Personal training, even then I have seen some really really bad personal trainers, I mean really bad. So maybe if you find a highly motivated, experienced, and educated trainer that at the same time responds well to your personality. then you can have the best results for your goals.

 

lets get back to the main topic and what do i think about crossfit? Here are some things that I love about crossfit(or any group exercise) Family,community,and sense of belonging I've seen this most of my life in team sports and then without a doubt the most impact for family has been my time in the Corps. Rarely ever was it  about you , I had the great opportunity to be a firefighter and a marine at the same time. Having people to encourage you , make you accountable, and most importantly give a ton of shit can really change your life. Creating brothers and sisters in a time of war is something you will never forget. obviously Group fitness is a far cry from that environment but the concept still applies. You learn to work with people you don't know ,  you suffer together , you laugh together , your bitch and cry together and you celebrate together. This is what crossfit has done an outstanding job of , they create communities or “cults” as some may label them. The community aspect is fantastic for consistency and accountability.  The next great thing crossfit has done is bring the barbell and kb into mainstream use, getting a very large demographic of people into training gear that before was too intimidating.

 

“OK great sean but should I Crossfit?” This is where I really want hammer in my main point. The thing YOU should choose is the thing you have the most fun doing while adhering and staying consistent . The thing YOU should do needs to match YOUR goals and at your comfortable risk vs reward level. I teach a program that's based off of years of different experiences and education. I think everything has its place and love teaching groups. I really think group training is the best way for people to stay motivated.  I have evolved my group training over the years into what it is now, daily workouts based off a system of strength and fitness methodologies borrowed from bodybuilding,military,sports,powerlifting,endurance training and personal training. From the outside looking in it sounds like crossfit but if a crossfitter came into my gym they would not call it crossfit nor I have ever claimed that title. The thing that separates me from crossfit is that our workouts are never for time or reps,there is minimal amount of olympic weightlifting,no kipping, and quality is always paramount to quantity.  I think I have created one of the best risk vs reward group training programs.  Please don’t assume Crossfit can't be those things as well or that what I do is better. I have been in local crossfits with great programming and even better coaching as I have experienced the complete opposite(The same can be said about personal training,bootcamps etc). I'm just explaining how I do things.  Do I think my process is the best option? absolutely not. I have turned people away because I know It’s not their best option. The best system is the one best suited for your needs,YOUR NEEDS. What do I think about crossfit? The same thing I think about any training. Does it match your goals? Do you love it? Is it safe? Will you stay consistent? Does it match your lifestyle? Are you making progress?
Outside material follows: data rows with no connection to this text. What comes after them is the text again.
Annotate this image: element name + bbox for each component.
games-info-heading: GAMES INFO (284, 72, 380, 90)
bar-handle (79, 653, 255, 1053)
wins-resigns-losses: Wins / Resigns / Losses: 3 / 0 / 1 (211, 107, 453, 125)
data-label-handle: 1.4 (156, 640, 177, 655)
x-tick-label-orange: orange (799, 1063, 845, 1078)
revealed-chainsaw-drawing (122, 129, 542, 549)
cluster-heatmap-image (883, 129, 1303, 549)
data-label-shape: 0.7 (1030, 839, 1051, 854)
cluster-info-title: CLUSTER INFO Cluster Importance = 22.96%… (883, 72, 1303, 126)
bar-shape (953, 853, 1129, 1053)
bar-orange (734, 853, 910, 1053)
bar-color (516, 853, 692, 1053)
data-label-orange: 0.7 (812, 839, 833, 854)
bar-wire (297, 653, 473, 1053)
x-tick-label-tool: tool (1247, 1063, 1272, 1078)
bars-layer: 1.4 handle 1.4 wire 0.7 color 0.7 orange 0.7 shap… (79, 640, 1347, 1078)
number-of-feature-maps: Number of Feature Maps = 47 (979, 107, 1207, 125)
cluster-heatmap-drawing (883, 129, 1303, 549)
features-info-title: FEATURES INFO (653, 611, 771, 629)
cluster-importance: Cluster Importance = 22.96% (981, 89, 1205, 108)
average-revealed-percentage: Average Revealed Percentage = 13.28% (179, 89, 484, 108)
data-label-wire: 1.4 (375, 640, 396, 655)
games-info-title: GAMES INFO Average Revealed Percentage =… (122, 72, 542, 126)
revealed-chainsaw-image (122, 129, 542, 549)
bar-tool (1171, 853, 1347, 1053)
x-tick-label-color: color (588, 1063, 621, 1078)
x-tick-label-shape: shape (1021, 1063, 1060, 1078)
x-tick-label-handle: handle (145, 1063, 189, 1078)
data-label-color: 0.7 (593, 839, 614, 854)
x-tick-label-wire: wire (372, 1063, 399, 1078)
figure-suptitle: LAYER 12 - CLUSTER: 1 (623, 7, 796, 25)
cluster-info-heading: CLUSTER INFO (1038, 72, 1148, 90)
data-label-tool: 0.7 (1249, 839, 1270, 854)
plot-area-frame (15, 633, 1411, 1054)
Are you having fun?

You the consumer are responsible for the decisions you make. I want you to experience different facilities and training regiments, educate yourself. This is your body, I believe everyone needs some sort of physical training. We are meant to move and we can do amazing things. What I don't want you to do is to sit around your entire life , never embracing what you are capable of. Get outside your comfort zone, live, breathe, run, crawl, sprint, climb, lift, swing, push, pull, press, squat, hinge, throw, wrestle, walk, laugh, struggle, grow, cry, and celebrate. The human body is an amazing thing, One of the coolest machines ever created, turn it on and be blown away with what it can do for you.